マンツーマンのトレーニングジム「RIZAP」(ライザップ)を運営するRIZAPグループ<2928>。もともとは健康食品の通信販売会社としてスタートしたが、「結果にコミットする」というCMで一躍有名になり、美容・健康事業が急成長している。現在では高い知名度を背景に広告宣伝費をかけずとも会員が集まる好循環が生まれている。RIZAPで稼いだ資金を原資に積極的なM&Aにも取り組んでおり、時価総額は1000億円を突破した。「自己投資産業ナンバーワン」をめざすRIZAPの躍進の背景を分析した。

【企業概要】 絶大なブランド力、高収益率が加速

 RIZAPグループは、健康食品の通信販売を目的に2003年に設立され、現在は美容・健康関連事業、アパレル事業、住関連ライフスタイル事業、エンターテイメント事業を営んでいる。

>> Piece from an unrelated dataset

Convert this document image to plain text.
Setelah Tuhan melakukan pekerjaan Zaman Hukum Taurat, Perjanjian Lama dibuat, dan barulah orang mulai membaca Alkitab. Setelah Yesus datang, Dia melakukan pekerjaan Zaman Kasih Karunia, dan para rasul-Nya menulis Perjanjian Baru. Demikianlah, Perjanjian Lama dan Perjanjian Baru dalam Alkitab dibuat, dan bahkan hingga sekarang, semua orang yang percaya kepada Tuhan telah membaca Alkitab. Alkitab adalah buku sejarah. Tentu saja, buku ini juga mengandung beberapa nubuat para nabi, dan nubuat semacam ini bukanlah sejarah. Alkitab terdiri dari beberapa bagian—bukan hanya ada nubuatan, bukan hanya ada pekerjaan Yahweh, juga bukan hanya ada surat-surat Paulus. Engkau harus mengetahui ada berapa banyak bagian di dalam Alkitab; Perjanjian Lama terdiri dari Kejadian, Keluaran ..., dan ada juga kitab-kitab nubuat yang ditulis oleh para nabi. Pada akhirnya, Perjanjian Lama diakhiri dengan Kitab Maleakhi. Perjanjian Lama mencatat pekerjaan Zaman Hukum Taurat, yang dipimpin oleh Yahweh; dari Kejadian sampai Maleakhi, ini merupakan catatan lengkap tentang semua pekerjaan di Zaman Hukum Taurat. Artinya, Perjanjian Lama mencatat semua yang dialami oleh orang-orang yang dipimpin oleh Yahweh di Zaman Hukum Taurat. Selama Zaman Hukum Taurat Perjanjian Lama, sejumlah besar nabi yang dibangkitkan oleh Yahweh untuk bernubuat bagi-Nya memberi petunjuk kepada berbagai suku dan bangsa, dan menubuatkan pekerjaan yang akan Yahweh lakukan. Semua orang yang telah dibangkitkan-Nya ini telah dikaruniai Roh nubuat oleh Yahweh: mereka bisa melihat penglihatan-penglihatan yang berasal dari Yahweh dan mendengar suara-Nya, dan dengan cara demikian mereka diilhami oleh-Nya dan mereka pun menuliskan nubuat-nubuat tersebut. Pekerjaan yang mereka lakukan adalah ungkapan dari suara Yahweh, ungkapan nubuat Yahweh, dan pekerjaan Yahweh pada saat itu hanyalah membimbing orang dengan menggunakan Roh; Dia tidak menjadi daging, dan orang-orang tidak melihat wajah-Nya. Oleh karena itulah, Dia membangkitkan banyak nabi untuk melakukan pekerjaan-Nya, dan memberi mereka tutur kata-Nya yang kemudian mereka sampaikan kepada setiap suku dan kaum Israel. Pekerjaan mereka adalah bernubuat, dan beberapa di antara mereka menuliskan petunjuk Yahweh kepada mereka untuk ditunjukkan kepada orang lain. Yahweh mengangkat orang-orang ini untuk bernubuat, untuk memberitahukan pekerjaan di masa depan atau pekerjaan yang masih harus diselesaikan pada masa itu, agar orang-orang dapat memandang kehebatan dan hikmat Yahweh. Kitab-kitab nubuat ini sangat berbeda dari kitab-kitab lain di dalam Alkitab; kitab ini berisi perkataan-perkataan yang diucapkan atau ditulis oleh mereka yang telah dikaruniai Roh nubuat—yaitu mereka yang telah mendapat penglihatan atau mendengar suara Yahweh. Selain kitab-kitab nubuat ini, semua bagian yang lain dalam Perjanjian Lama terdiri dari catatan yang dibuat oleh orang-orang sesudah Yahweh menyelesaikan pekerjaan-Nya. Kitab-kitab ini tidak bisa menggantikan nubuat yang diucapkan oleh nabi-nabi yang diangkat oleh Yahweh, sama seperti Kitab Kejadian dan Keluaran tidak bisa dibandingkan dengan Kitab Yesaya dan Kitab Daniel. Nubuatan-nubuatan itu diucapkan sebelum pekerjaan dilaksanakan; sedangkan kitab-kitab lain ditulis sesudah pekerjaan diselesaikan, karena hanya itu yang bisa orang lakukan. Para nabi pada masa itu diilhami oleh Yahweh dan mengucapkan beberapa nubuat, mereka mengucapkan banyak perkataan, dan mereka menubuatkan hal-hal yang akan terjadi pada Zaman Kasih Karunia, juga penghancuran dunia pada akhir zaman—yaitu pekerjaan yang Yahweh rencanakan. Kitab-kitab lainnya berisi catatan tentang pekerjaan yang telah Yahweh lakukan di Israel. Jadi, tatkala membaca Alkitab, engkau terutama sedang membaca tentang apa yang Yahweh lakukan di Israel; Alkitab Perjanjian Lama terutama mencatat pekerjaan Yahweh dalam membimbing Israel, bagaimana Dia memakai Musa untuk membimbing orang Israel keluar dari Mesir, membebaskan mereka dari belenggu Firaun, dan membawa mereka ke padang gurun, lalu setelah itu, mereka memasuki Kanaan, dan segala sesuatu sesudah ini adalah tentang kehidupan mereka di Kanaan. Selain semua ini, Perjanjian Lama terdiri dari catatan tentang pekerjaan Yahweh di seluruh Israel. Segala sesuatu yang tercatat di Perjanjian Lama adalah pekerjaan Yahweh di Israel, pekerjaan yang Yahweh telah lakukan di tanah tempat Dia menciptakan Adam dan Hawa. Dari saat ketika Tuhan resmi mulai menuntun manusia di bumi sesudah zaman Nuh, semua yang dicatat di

 美容・健康関連事業は、『結果にコミットする』というCMで一躍有名となった「RIZAP」により予想を大きく上回る成長を見せている。その源泉は、他のフィットネスジムに比べ高収益率を誇り、その資金力を元に積極的に広告宣伝を行うことで新規の顧客を大幅に増加させてきたことにある。広告宣伝効果により「RIZAP」ブランドの認知度が高まったことや利用者の満足度が高いこともあり、2014年頃から多額の広告宣伝費を投入せずともリピート客(例えば2か月コースから1年コースへの変更)や既存顧客からの紹介による新規顧客が増加している。売上高に占める広告宣伝費の割合が低下したことにより、高収益率を更に加速させている。


 なお、認知度の高い「RIZAP」ブランドを活用するため、2016年7月、持株会社であった健康コーポレーションの美容・健康事業を新設分割した上で社名を「RIZAPグループ」に変更している(新設分割した会社の社名は「健康コーポレーション」)。

 時価総額が1,000億円を超え、海外店舗も増加させ業績絶好調のRIZAPの経営目標は「自己投資産業グローバルNo.1ブランドをつくる」ことである。自己管理に対する意識が高い顧客をターゲットに、美容・健康、アパレル、ライフスタイル、エンターテイメントなどの分野において多面的なサービス展開により更に業容の大幅な成長を見込んでいる。RIZAPでは、対象とする顧客のニーズを徹底的に分析した上で新規事業を立ち上げている。RIZAPの子会社が運営する「RIZAP GOLF」や「RIZAP ENGLISH」はいずれも問い合わせが殺到し3ヵ月以上の待ち状態が続いているとのことで、まさに顧客のニーズを的確に捉えた事業展開を行っているといえる。